The boost implementation of this generator is available in the <boost/random/mersenne_twister.hpp> header. Both the algorithm itself and the boost implementation have a significant number of parameters. The most frequently used standard parametrisation is the MT19937 version and this parametrisation is defined in the header for easy use – it is recommended you use this parametrisation.
A simple example of using the Mersenne Twister algorithm from boost is shown below:
#include <iostream>
#include <boost/random/mersenne_twister.hpp>
int main(void)
{
boost::mt19937 gen;
const size_t n=10;
for(size_t i=0; i<n; ++i)
{
std::cout<<gen()
<<std::endl;
}
}
Since the state of Mersenne Twister generator is relatively long, there are a number of ways of seeding the generator, illustrated in the following program
#include <iostream>
#include <vector>
#include <boost/random/mersenne_twister.hpp>
#include <boost/random/linear_congruential.hpp>
int main(void)
{
// Use the default seed
boost::mt19937 gen;
// Seed from an interger number
boost::mt19937 gen2(43);
// Seed using a sequence of unsigned intergers (in this case, they
// are all 11, but it is probably best to use different numbers!)
std::vector<unsigned int> seedv(1000, 11);
std::vector<unsigned int>::iterator i=seedv.begin();
// Note the first parameter will be taken a reference and therefore
// it *must* be a l-value
boost::mt19937 gen3(i, seedv.end());
// boost::mt19937 gen3(seedv.begin(), seedv.end()) will *not* work
// because you can not take a reference of seedv.begin()

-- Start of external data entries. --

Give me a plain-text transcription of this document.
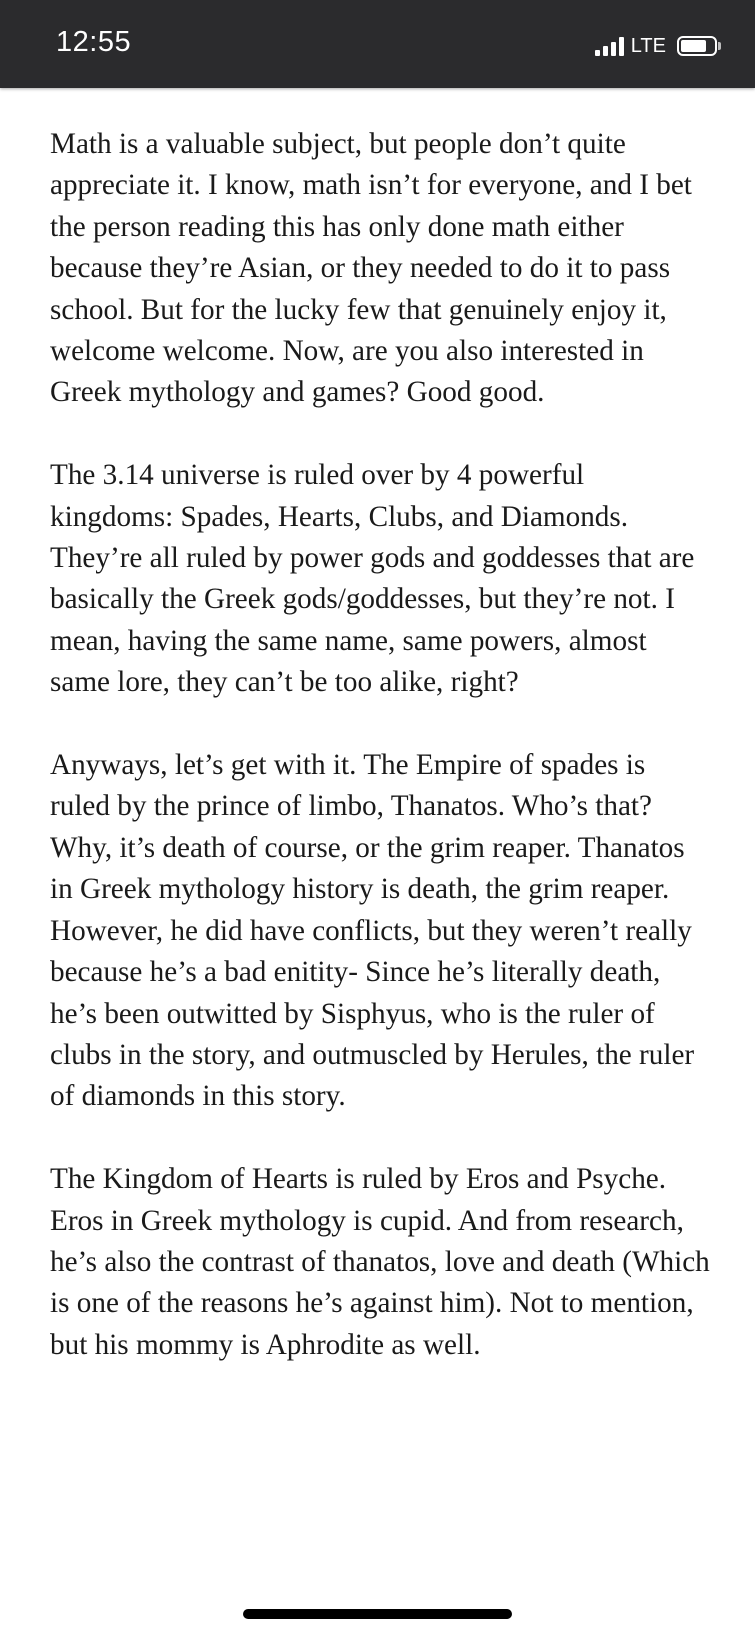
12:55	LTE

Math is a valuable subject, but people don’t quite appreciate it. I know, math isn’t for everyone, and I bet the person reading this has only done math either because they’re Asian, or they needed to do it to pass school. But for the lucky few that genuinely enjoy it, welcome welcome. Now, are you also interested in Greek mythology and games? Good good.

The 3.14 universe is ruled over by 4 powerful kingdoms: Spades, Hearts, Clubs, and Diamonds. They’re all ruled by power gods and goddesses that are basically the Greek gods/goddesses, but they’re not. I mean, having the same name, same powers, almost same lore, they can’t be too alike, right?

Anyways, let’s get with it. The Empire of spades is ruled by the prince of limbo, Thanatos. Who’s that? Why, it’s death of course, or the grim reaper. Thanatos in Greek mythology history is death, the grim reaper. However, he did have conflicts, but they weren’t really because he’s a bad enitity- Since he’s literally death, he’s been outwitted by Sisphyus, who is the ruler of clubs in the story, and outmuscled by Herules, the ruler of diamonds in this story.

The Kingdom of Hearts is ruled by Eros and Psyche. Eros in Greek mythology is cupid. And from research, he’s also the contrast of thanatos, love and death (Which is one of the reasons he’s against him). Not to mention, but his mommy is Aphrodite as well.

// Seed from another generator
boost::minstd_rand lcggen;
boost::mt19937 gen4(lcggen);
}
Seeding from a simple integer number is likely to be sufficient for many applications, especially if care is taken that generators are not reseeded too frequently (for example, by ensuring long-lived generator objects exist in the program).
Since the Mersenne Twister algorithm has a very long period, and reseeding the algorithm should be avoided as far as possible, it is sometimes useful to be able to save and restore the state of the generator. One typical example of this is when a long-running calculation must be interrupted for maintenance of the computer.
Both the saving and restoring operations are very easily implemented using the overloaded << and >> operators as illustrated in the following short program:
#include <iostream>
#include <fstream>
#include <boost/random/mersenne_twister.hpp>
int main(void)
{
boost::mt19937 gen(433);
// Save the state of the generator to file "temp/mttest.dat"
std::ofstream fo("temp/mttest.dat",
std::ios_base::out);
fo<<gen;
// Print a random number using the generator
std::cout<<gen()<<std::endl;
// Load the state back up
std::ifstream fi("temp/mttest.dat");
fi>>gen;
// Print a number from the generator and verify it is restarteed at
// the number already printed
std::cout<<gen()<<std::endl;
}